ガタガタガタガタガタッ……ドゴッ!!
「うひゃぁっ!!」
 上下左右に激しく揺れる馬車の中……何かに乗り上げたような衝撃とともに、車輪が跳ね上がる。
 思わずしがみついていた幌に突っ込みかけたトルネコのズボンを、グイッ、と掴み揚げてドンドンと揺れる床に落として、
「……くっ。」
 ドグッ──と、滑ってきた荷物に足を打たれて、小さく呻き声を噛み殺した。
 なんというか──全くもって、凶暴な運転の仕方だった。
 視界は絶えず歪み、荷物は馬車から転げ落ちていかないのが不思議なくらいに、ゴロゴロとあたりを転げまわっている。
 自分たちもその荷物の中の一つになった気持ちで、ただひたすらにしがみついている以外、やることはなかった。
 時折、車輪が何かを弾く衝撃が走る。そのたびに、馬車の中はまさにもみくちゃになった。
「──もぅっ、すこし……っ、あんっ、ぜんに……、できないの、か……っ!」
 舌を噛みそうになって、そのたびに歯を食いしばろうとする。けれど、すぐにやってくる大きな衝撃を前に、その努力も水泡に帰してしまう。
 黙って奥歯を噛み締め続けるのが正しいと分かっているのだが、それでも悪態をつかずにはいられなかったライアンの言葉は、小さい唸り声のようにしか聞こえず、ガタタンッ、と揺れた馬車の騒音によってかき消された。
 後方の幌からみえる後ろの景色は、驚くほど早く流れて行っている。その中には、乱暴に折れた枝や、轢かれたモンスターの体や、ふっとばされたらしい体があった。
 この後を見た人間が居たらきっと、何があったのだろうかと、そう驚くことは間違いないだろう。
 ──そして、過酷なまでの衝撃を耐えているこの馬車もまた……次の街に到着したら、整備する必要があるだろう。
 どごっっ、がごんっ!!
 再び大きく何かに乗り上げる音と衝撃に、慌てて男3人は、手近なものに捕まった。
 マーニャの乱暴なことこの上ない運転に、最初の時点で、三人は慌てて命綱を巻いている。
 だから、馬車から放り出されても、置いていかれることはない──ぶつかり、ひきずられることはあるだろうが。
 それを癒してくれる癒し手は、御者席で、真空の刃を放ち続けている。とてもじゃないが、馬車から落とされれば……「無事」にはすまないに違いない。
 この場合、いっそ、命綱をつけていないほうが、安全なのかもしれない……そう思うほどの、強引かつむちゃくちゃな運転だった。
 そもそも、馬車がようやく通れるほどの獣道に近い道を、強引に抜けること事態が間違っているのだ。
 どうしてこんな強行突破になったのか、さっぱり分からない。
「ミーちゃん! そこでもう一発バギマっ!」
 男三人が、荷物と一緒になってもみくちゃにされているというのに、馬車の御者席に座っている美人姉妹は、この荒々しさを物ともしていない。
 マーニャに関しては、片足まで立てている始末だ。良くソレで、バランスが取れるものである。

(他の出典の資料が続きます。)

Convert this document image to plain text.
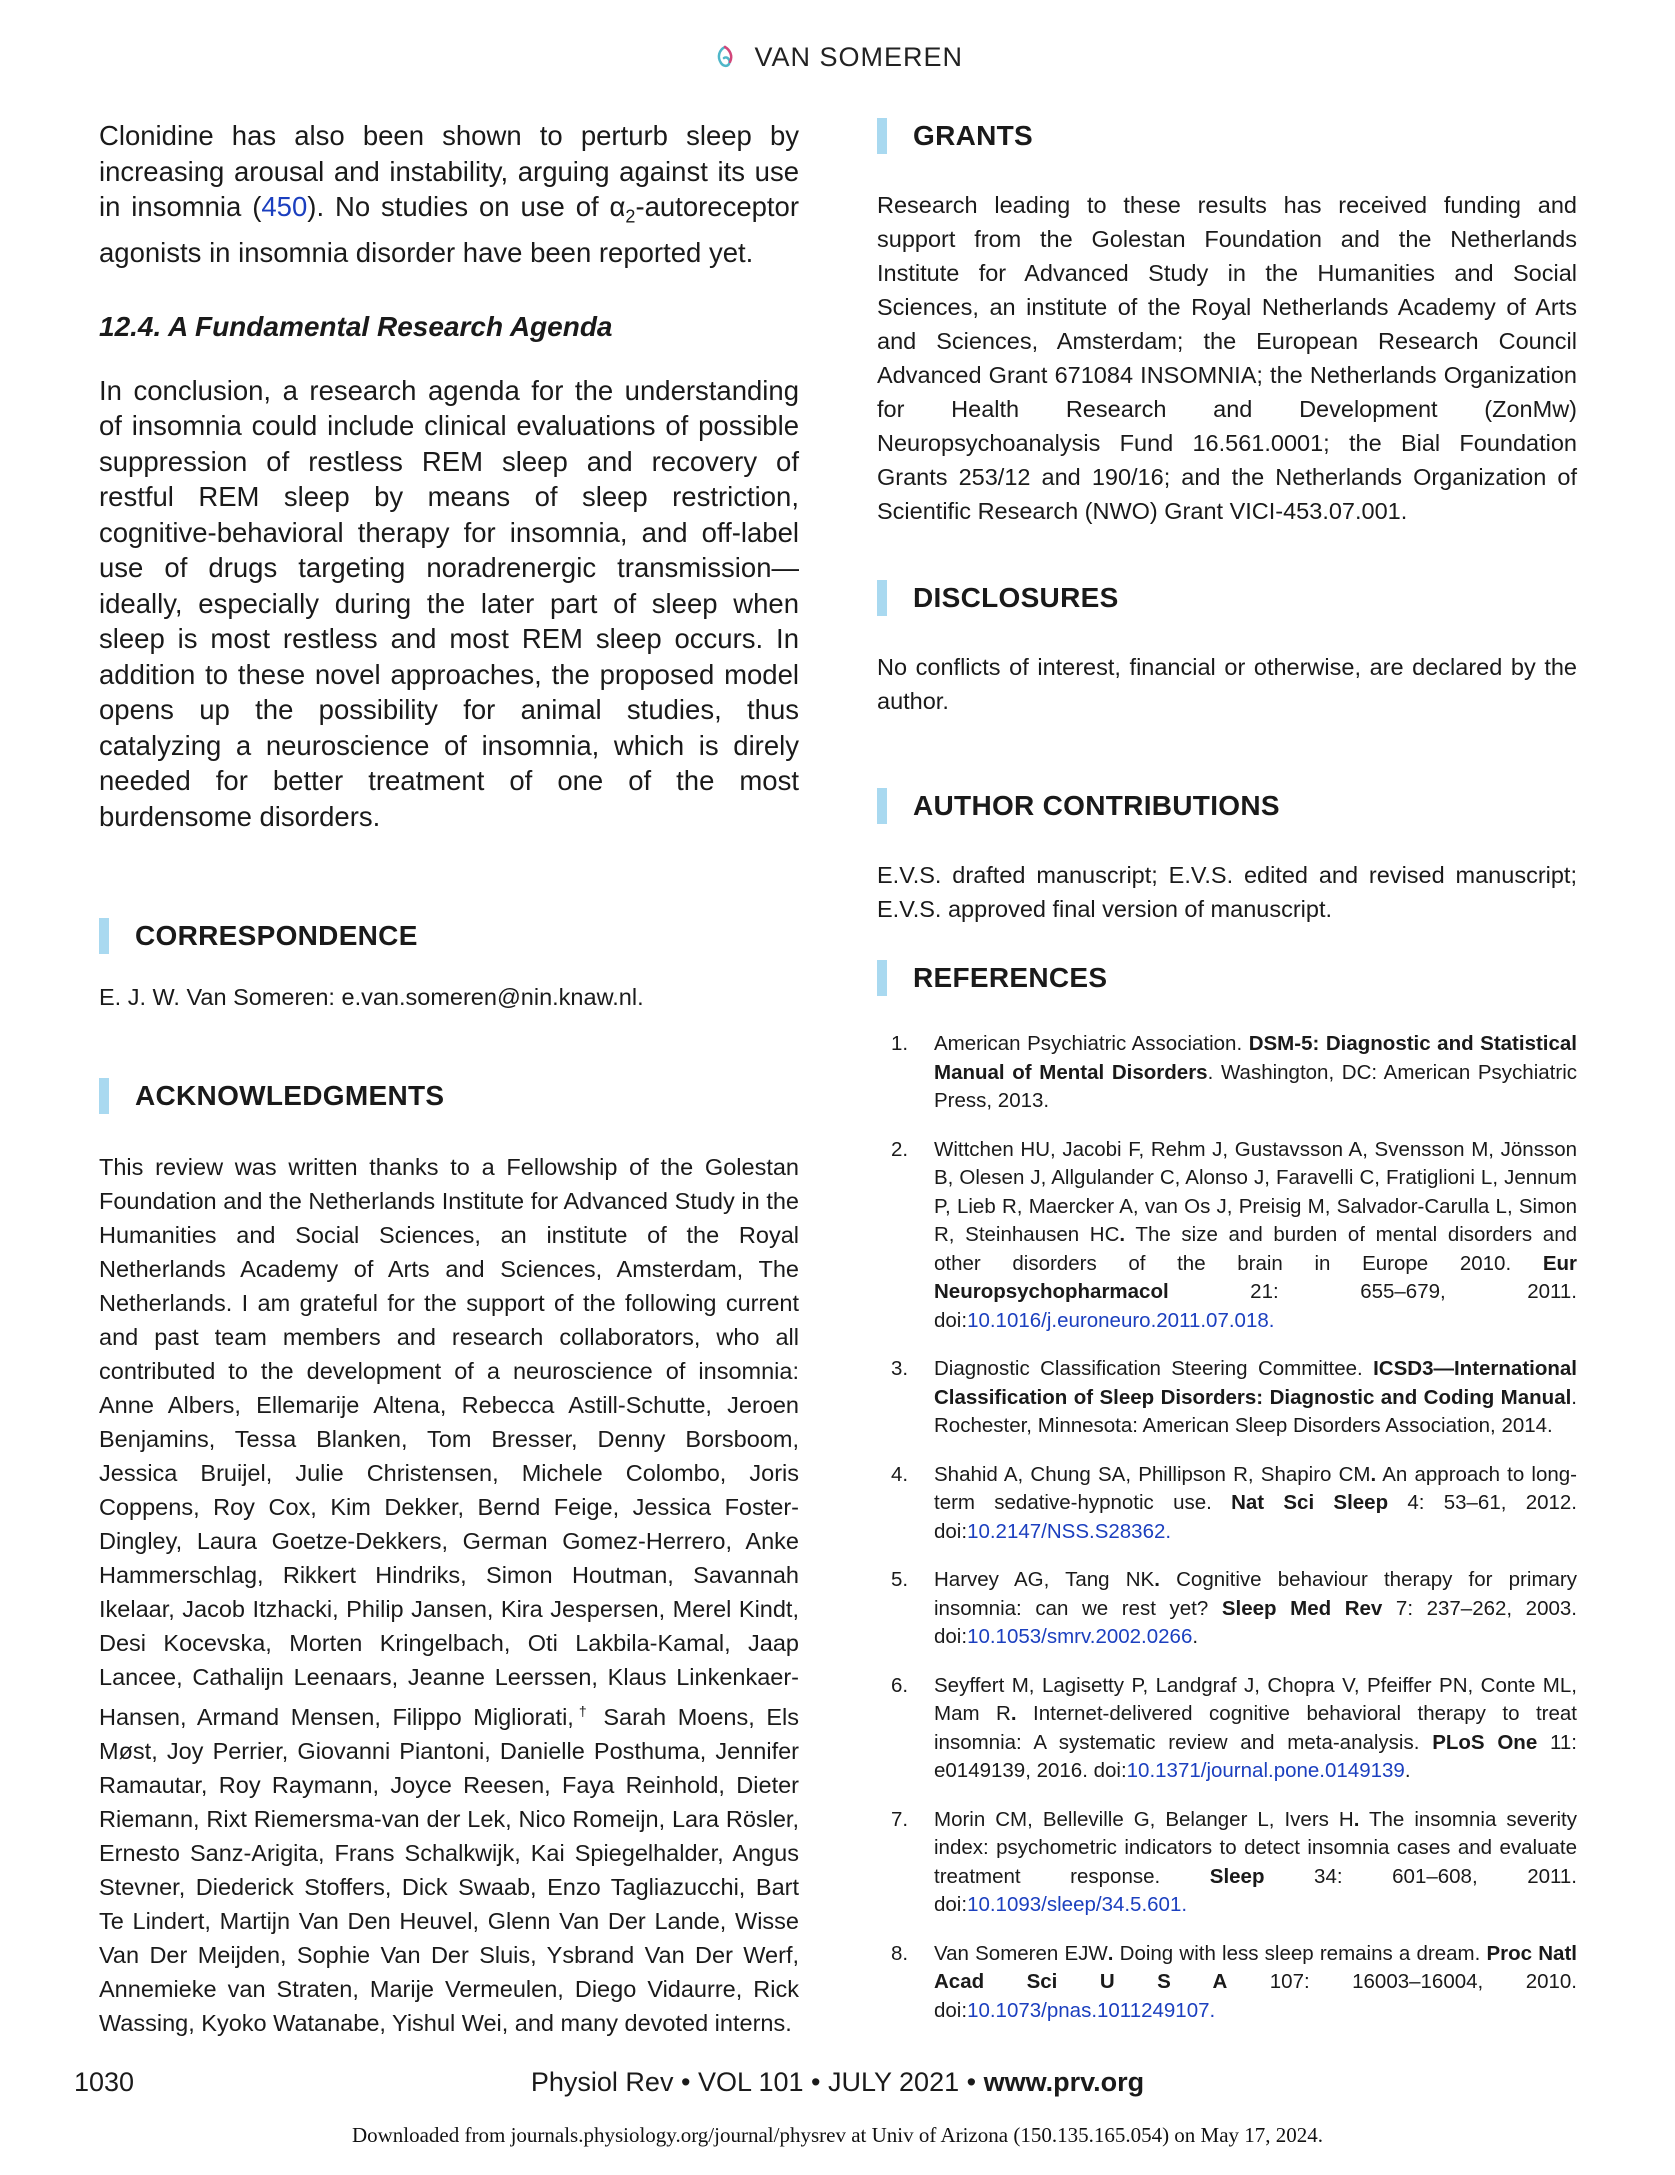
VAN SOMEREN

Clonidine has also been shown to perturb sleep by increasing arousal and instability, arguing against its use in insomnia (450). No studies on use of $\alpha_2$-autoreceptor agonists in insomnia disorder have been reported yet.

12.4. A Fundamental Research Agenda

In conclusion, a research agenda for the understanding of insomnia could include clinical evaluations of possible suppression of restless REM sleep and recovery of restful REM sleep by means of sleep restriction, cognitive-behavioral therapy for insomnia, and off-label use of drugs targeting noradrenergic transmission—ideally, especially during the later part of sleep when sleep is most restless and most REM sleep occurs. In addition to these novel approaches, the proposed model opens up the possibility for animal studies, thus catalyzing a neuroscience of insomnia, which is direly needed for better treatment of one of the most burdensome disorders.

CORRESPONDENCE

E. J. W. Van Someren: e.van.someren@nin.knaw.nl.

ACKNOWLEDGMENTS

This review was written thanks to a Fellowship of the Golestan Foundation and the Netherlands Institute for Advanced Study in the Humanities and Social Sciences, an institute of the Royal Netherlands Academy of Arts and Sciences, Amsterdam, The Netherlands. I am grateful for the support of the following current and past team members and research collaborators, who all contributed to the development of a neuroscience of insomnia: Anne Albers, Ellemarije Altena, Rebecca Astill-Schutte, Jeroen Benjamins, Tessa Blanken, Tom Bresser, Denny Borsboom, Jessica Bruijel, Julie Christensen, Michele Colombo, Joris Coppens, Roy Cox, Kim Dekker, Bernd Feige, Jessica Foster-Dingley, Laura Goetze-Dekkers, German Gomez-Herrero, Anke Hammerschlag, Rikkert Hindriks, Simon Houtman, Savannah Ikelaar, Jacob Itzhacki, Philip Jansen, Kira Jespersen, Merel Kindt, Desi Kocevska, Morten Kringelbach, Oti Lakbila-Kamal, Jaap Lancee, Cathalijn Leenaars, Jeanne Leerssen, Klaus Linkenkaer-Hansen, Armand Mensen, Filippo Migliorati,† Sarah Moens, Els Møst, Joy Perrier, Giovanni Piantoni, Danielle Posthuma, Jennifer Ramautar, Roy Raymann, Joyce Reesen, Faya Reinhold, Dieter Riemann, Rixt Riemersma-van der Lek, Nico Romeijn, Lara Rösler, Ernesto Sanz-Arigita, Frans Schalkwijk, Kai Spiegelhalder, Angus Stevner, Diederick Stoffers, Dick Swaab, Enzo Tagliazucchi, Bart Te Lindert, Martijn Van Den Heuvel, Glenn Van Der Lande, Wisse Van Der Meijden, Sophie Van Der Sluis, Ysbrand Van Der Werf, Annemieke van Straten, Marije Vermeulen, Diego Vidaurre, Rick Wassing, Kyoko Watanabe, Yishul Wei, and many devoted interns.

GRANTS

Research leading to these results has received funding and support from the Golestan Foundation and the Netherlands Institute for Advanced Study in the Humanities and Social Sciences, an institute of the Royal Netherlands Academy of Arts and Sciences, Amsterdam; the European Research Council Advanced Grant 671084 INSOMNIA; the Netherlands Organization for Health Research and Development (ZonMw) Neuropsychoanalysis Fund 16.561.0001; the Bial Foundation Grants 253/12 and 190/16; and the Netherlands Organization of Scientific Research (NWO) Grant VICI-453.07.001.

DISCLOSURES

No conflicts of interest, financial or otherwise, are declared by the author.

AUTHOR CONTRIBUTIONS

E.V.S. drafted manuscript; E.V.S. edited and revised manuscript; E.V.S. approved final version of manuscript.

REFERENCES
1. American Psychiatric Association. DSM-5: Diagnostic and Statistical Manual of Mental Disorders. Washington, DC: American Psychiatric Press, 2013.
2. Wittchen HU, Jacobi F, Rehm J, Gustavsson A, Svensson M, Jönsson B, Olesen J, Allgulander C, Alonso J, Faravelli C, Fratiglioni L, Jennum P, Lieb R, Maercker A, van Os J, Preisig M, Salvador-Carulla L, Simon R, Steinhausen HC. The size and burden of mental disorders and other disorders of the brain in Europe 2010. Eur Neuropsychopharmacol 21: 655–679, 2011. doi:10.1016/j.euroneuro.2011.07.018.
3. Diagnostic Classification Steering Committee. ICSD3—International Classification of Sleep Disorders: Diagnostic and Coding Manual. Rochester, Minnesota: American Sleep Disorders Association, 2014.
4. Shahid A, Chung SA, Phillipson R, Shapiro CM. An approach to long-term sedative-hypnotic use. Nat Sci Sleep 4: 53–61, 2012. doi:10.2147/NSS.S28362.
5. Harvey AG, Tang NK. Cognitive behaviour therapy for primary insomnia: can we rest yet? Sleep Med Rev 7: 237–262, 2003. doi:10.1053/smrv.2002.0266.
6. Seyffert M, Lagisetty P, Landgraf J, Chopra V, Pfeiffer PN, Conte ML, Mam R. Internet-delivered cognitive behavioral therapy to treat insomnia: A systematic review and meta-analysis. PLoS One 11: e0149139, 2016. doi:10.1371/journal.pone.0149139.
7. Morin CM, Belleville G, Belanger L, Ivers H. The insomnia severity index: psychometric indicators to detect insomnia cases and evaluate treatment response. Sleep 34: 601–608, 2011. doi:10.1093/sleep/34.5.601.
8. Van Someren EJW. Doing with less sleep remains a dream. Proc Natl Acad Sci U S A 107: 16003–16004, 2010. doi:10.1073/pnas.1011249107.
1030	Physiol Rev • VOL 101 • JULY 2021 • www.prv.org
Downloaded from journals.physiology.org/journal/physrev at Univ of Arizona (150.135.165.054) on May 17, 2024.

 ピシィッ、と、パトリシアを手綱で叱咤しながら、マーニャはガクガク揺れる前方を指し示す。
 その声を聞いて、同じく御者席で絶妙なバランスを取りながら前を睨みつけていたミネアが、
「分かってるわ……っ! バギマっ!!!」
 姉の依頼にこたえて、すかさず真空の刃をつむぎだす。
 良くもまぁ、こんな只中で、呪文を詠唱できるものだ。
 ジプシーの姉妹に対する認識が、2ランクほど変化した瞬間であった。
「あぁっ、もうっ、邪魔臭いわねっ! イオラでも唱えてやろうかしら!!」
「こっちまで巻き添え食うじゃないの、それじゃ。」
 バギマで倒されたモンスターだか木を飛び越えた馬車が、衝撃でガコンガコンと揺れる。
 後輪が地面に付いた瞬間の上下のゆれは、頭を幌の上にぶつけてしまいそうに酷かった。
 まるで体ごとシェイカーに振り込まれたみたいだと、うんざりしながら男三人が、それでも黙っていれば……というよりも、黙らざるを得ない状況に、必死に堪えていれば──。

「……! 見えたっ! いたっ、ユーリルだわっ!」
「その先に、アリーナとクリフトさんも居ます!」

 障害物をものともせず、先に立って走っていった若者たちの姿を──ようやく、二人は捉えることが出来たのであった。